All methods must be properly prescribed by professionals with knowledge of the area of Health Promotion, to assist in improving the oral health of the population. (Madeiros, 1998).

11 – Bibliography

– Andlaw, R. (1.994). Handbook of Pediatric Dentistry. Mexico City, Mexico. Editorial Interamericana.

– GISH, C. Muhler, J. HOWELL, C. (1,962). A new approach to the topical application of fluorides for the reduction of dental decay in children: results at the end of 5 years. Journal of Dentistry for Children 29.

– KNUTSON, J. (1,948). Sodium Fluoride Solutions: technique for application to the Teeth. Journal of the American Dental Association 36.

– MURRAY JJ, Rugg-Gunn (1982). Fluorides in Caries Prevention. Second edition. Wriggt Bristol.

– HARGREAVES J A, INGRAM, WAGG. (1,982).
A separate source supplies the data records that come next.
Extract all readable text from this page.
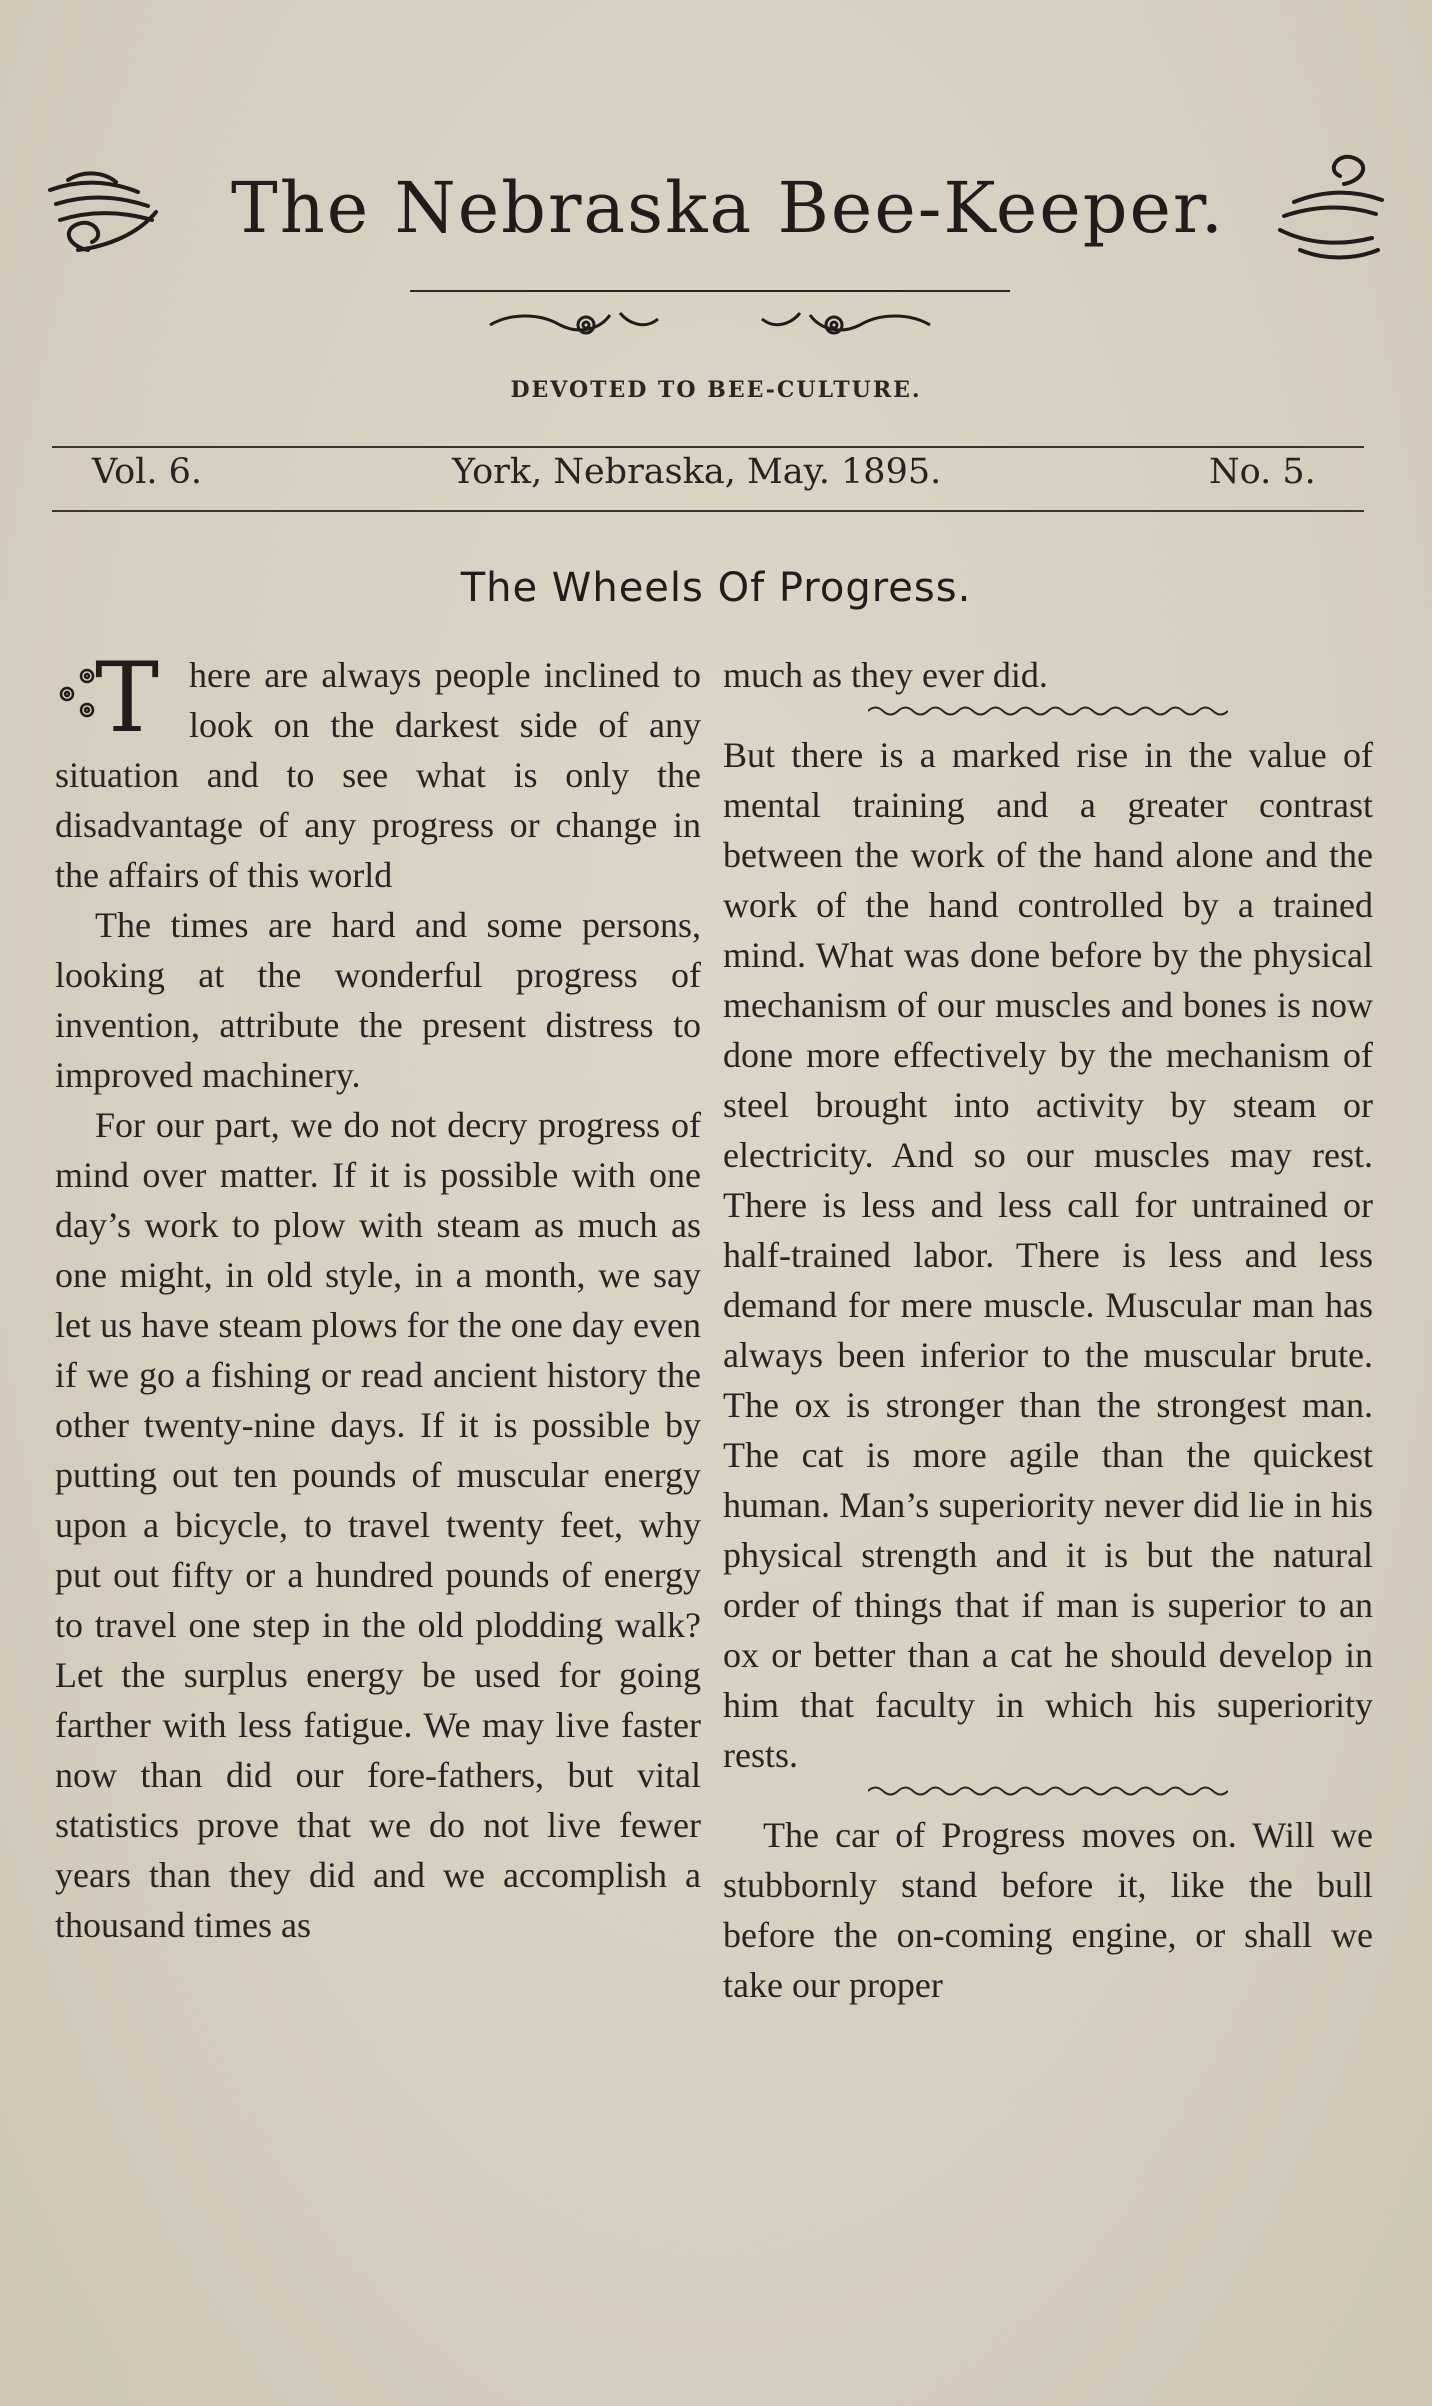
The Nebraska Bee-Keeper.
DEVOTED TO BEE-CULTURE.
Vol. 6.	York, Nebraska, May. 1895.	No. 5.
The Wheels Of Progress.

T here are always people inclined to look on the darkest side of any situation and to see what is only the disadvantage of any progress or change in the affairs of this world

The times are hard and some persons, looking at the wonderful progress of invention, attribute the present distress to improved machinery.

For our part, we do not decry progress of mind over matter. If it is possible with one day’s work to plow with steam as much as one might, in old style, in a month, we say let us have steam plows for the one day even if we go a fishing or read ancient history the other twenty-nine days. If it is possible by putting out ten pounds of muscular energy upon a bicycle, to travel twenty feet, why put out fifty or a hundred pounds of energy to travel one step in the old plodding walk? Let the surplus energy be used for going farther with less fatigue. We may live faster now than did our fore-fathers, but vital statistics prove that we do not live fewer years than they did and we accomplish a thousand times as

much as they ever did.

But there is a marked rise in the value of mental training and a greater contrast between the work of the hand alone and the work of the hand controlled by a trained mind. What was done before by the physical mechanism of our muscles and bones is now done more effectively by the mechanism of steel brought into activity by steam or electricity. And so our muscles may rest. There is less and less call for untrained or half-trained labor. There is less and less demand for mere muscle. Muscular man has always been inferior to the muscular brute. The ox is stronger than the strongest man. The cat is more agile than the quickest human. Man’s superiority never did lie in his physical strength and it is but the natural order of things that if man is superior to an ox or better than a cat he should develop in him that faculty in which his superiority rests.

The car of Progress moves on. Will we stubbornly stand before it, like the bull before the on-coming engine, or shall we take our proper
A gravimetric study of the ingestion of toothpaste by children. Caries Research 6.

– H S. HOROWITZ (1.970). The current status of topical fluorides in preventive dentistry. Journal of the American Dental Association 81.

– Pinkham, J. (1.994). Pediatric Dentistry. Editorial Interamericana.

– Driscoll, M (1974). Use of fluoride. Panamericana Editorial.

– Medeiros (1998). The truth about fluoride. (Online document) available at

– Murray J. (1.976). Flururos in preventing caries. Editorial Bristol.

– KOSTIW V. (1.993). Employment security in consultation Fluor dental hygiene. Odont Arch.

– BASCONES, A. (1998). Treaty of Dentistry. Advances Medico-Dental Publishing.

– Mc DONALD, R E & AVERY. Dentistry for the child and adolescente.St. Louis. C. V Mosby Co. 1994.

– ALVES, A C, Medeiros, U V. Intensive fluoride varnish program in Brazilian schoolchildren. J. Dent. Res Vol 75.

– ANDERSON. (1998). Ocean Medical Dictionary Mosby.Cuarta edition. Barcelona, Spain. Editorial Oceano Group.

– MAIER, FRANZ. (1.971). Fluoridation of drinking water. Mexico City, Mexico. Editorial Limusa-Wiley.

During the visit to the dentist is fundamental explanation to patients about the benefits of fluoride in the prevention, through brushing and flossing, the decreased intake of sugars.